Okay, and then as we already discussed, being able to map URLs to different applications.

Architecture overview

Okay, so kind of an overview of the architecture. You can envision it looking something like this. So you have a variety of users over here. I don't know if you can see the mouse. Let's try the pen here. You have your variety of users over here, which could be a handful, or we run servers where there are hundreds of concurrent connections from different users around the world, but they're all opening connections into your Shiny server instance, which, again, is kind of this always-on server process that's running as a daemon on your server. And then it's going to open and close these, or start and stop these Shiny applications and kind of proxy the traffic as it goes through from users' browsers into the Shiny applications.
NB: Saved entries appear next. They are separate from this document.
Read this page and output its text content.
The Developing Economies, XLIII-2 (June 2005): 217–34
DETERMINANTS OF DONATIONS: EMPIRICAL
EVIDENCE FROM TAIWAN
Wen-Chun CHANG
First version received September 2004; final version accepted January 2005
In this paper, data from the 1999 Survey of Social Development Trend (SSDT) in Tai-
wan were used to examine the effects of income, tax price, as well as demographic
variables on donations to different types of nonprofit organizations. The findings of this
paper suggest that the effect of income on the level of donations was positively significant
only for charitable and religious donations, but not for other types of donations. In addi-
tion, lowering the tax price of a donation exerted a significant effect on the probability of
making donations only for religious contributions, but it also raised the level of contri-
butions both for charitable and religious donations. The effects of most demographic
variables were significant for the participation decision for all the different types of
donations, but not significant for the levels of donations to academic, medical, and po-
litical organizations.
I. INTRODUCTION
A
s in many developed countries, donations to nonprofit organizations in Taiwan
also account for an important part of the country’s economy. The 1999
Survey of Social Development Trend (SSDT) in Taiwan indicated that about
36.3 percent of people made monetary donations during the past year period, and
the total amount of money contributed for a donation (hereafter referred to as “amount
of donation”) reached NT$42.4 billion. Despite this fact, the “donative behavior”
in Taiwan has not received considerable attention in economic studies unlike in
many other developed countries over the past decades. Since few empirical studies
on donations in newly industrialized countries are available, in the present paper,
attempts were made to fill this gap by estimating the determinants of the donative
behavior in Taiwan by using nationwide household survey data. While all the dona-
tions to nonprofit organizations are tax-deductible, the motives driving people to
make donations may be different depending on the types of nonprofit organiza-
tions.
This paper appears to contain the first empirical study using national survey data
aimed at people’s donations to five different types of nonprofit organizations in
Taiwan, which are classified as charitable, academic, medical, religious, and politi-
And so what this typically looks like, just to give you a feel if you're going to get down to the network level, the first request, of course, is just for kind of the root URL of some application. A Shiny server would go in and inspect, is that application already online? So let's say it maps some URL to app one. So it would go through and say, is app one already online? If it is, it'll proxy the traffic through. If it's not, it'll start app one and then proxy the traffic through. And then just kind of continue to keep these channels open between the user and the application.

So what this looks like at a network level, the first request is going to be for kind of the root URL of that application. And then that's going to return some HTML that is going to kind of point the browser to different static assets that may be of relevance to CSS files and JavaScript files and things like that. And so it'll open up more connections for all of those files. And then eventually it'll actually open a WebSocket or WebSocket-like connection that will be persistent between that browser and that Shiny application. And that's kind of how Shiny, the Shiny metric works is via that WebSocket or that WebSocket-like channel that allows the user and the Shiny process to communicate back and forth for as long as that connection is open.